Regarding the scaling, again adding the keyword MagicDamageFire (for example) used by the augment perks to the effect [B] actually has the consequence of having the perk increase the area instead of the damage. Adding the keyword to the effect [D] would actually increase the damage, except I don’t know and haven’t found a way to test if this actually works.
For wall spells:
These AFAIK work the following way (this was a pain to discover):
i) the wall spell [A] has an effect [B] that is essentially the same as the one of the novice concentration spell. IE it does –minimal- damage on contact against npcs, as defined by it’s magnitude.
ii) the ACTUAL damage done by the ‘wall’ that is created by casting the spell on a surface is determined by the magnitude of the effect [C] of another spell [D], cast by a hazard (E), that is generated upon contact of the projectile of the effect [B] in point i) with a surface, as determined by it’s impact data (F).
IE when the spray from the wall spell hits something, the game engine checks the impact data set/impact data (F) specified in the magic effect [B] to see what it should do. Generally if it’s a surface in this specific case it spawns a hazard (E) that casts the spell [D] to npc’s that come into contact with it, having effect [C] – which in the case of vanilla wall spells is fire/frost/shock damage, but could be changed in mods to be pretty much anything.

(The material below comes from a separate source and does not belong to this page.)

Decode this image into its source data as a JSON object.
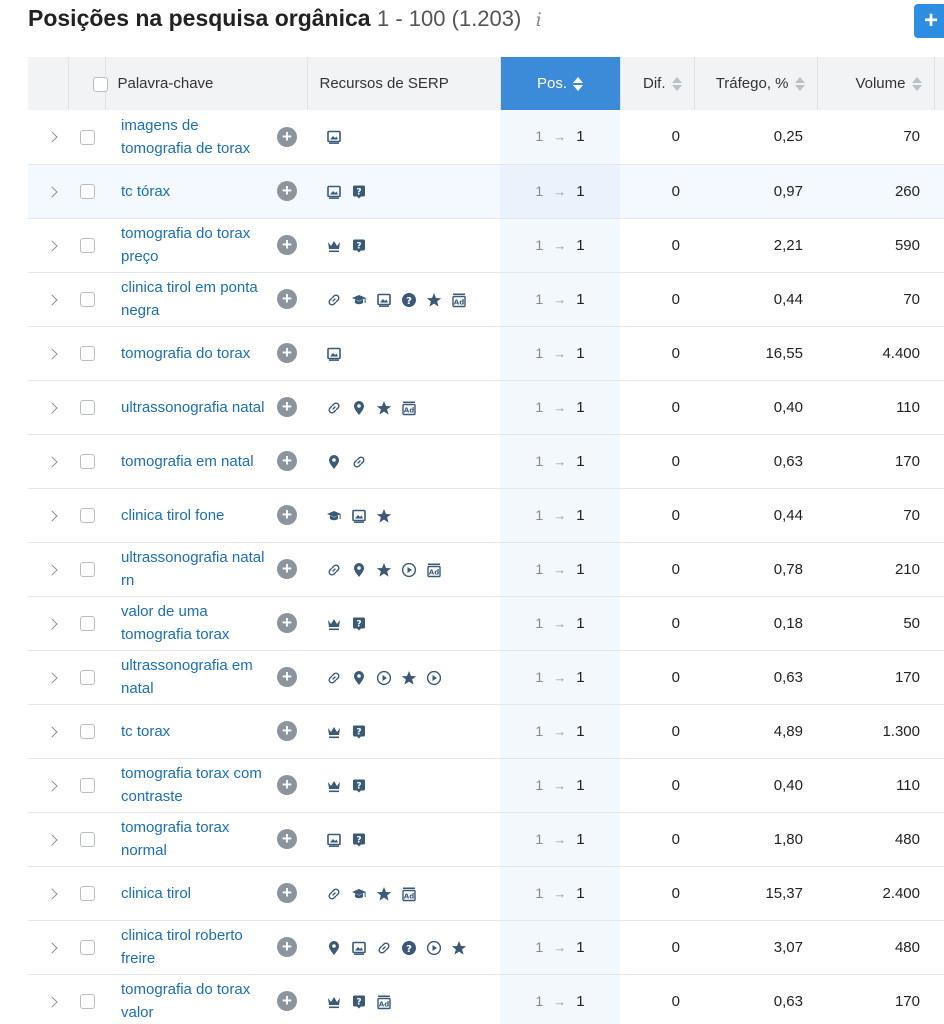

So, by changing the description of effect [B] from the number “50” to “mag” , again we are not displaying what we really want, ie the damage done per sec by the ‘wall’, but instead the minimal damage done by the spray of the wall spell when it impacts directly against an enemy instead of a surface.
Regarding the scaling, for wall spells the situation is even worse than for the cloak spells: again adding the keyword MagicDamageFire (for example) used by the augment perks to the effect [B] just multiplies the minimal secondary damage, not the one done by the hazard. Adding the keyword to the effect [C] would actually increase the damage, except again I don’t know and haven’t found a way to test if this actually works. Also, in this case for the fire wall spell, the hazard referenced is also used in some ‘catapult’ whatever impact set. For the shock wall, the hazard is used by the potema quest for the barrier. And I shudder at the thought of having to redo from scratch by hand the impact data entries just for the wall spells to point to new hazards that scale correctly, this would take AGES, and be very error prone.
If you managed to make it to the end, thank you for reading. I wanted to contribute in my small way to the great work you guys are doing. Hopefully I am wrong and things are much simpler than what I wrote, otherwise I hope you guys will be able to use this info if possible to fix things.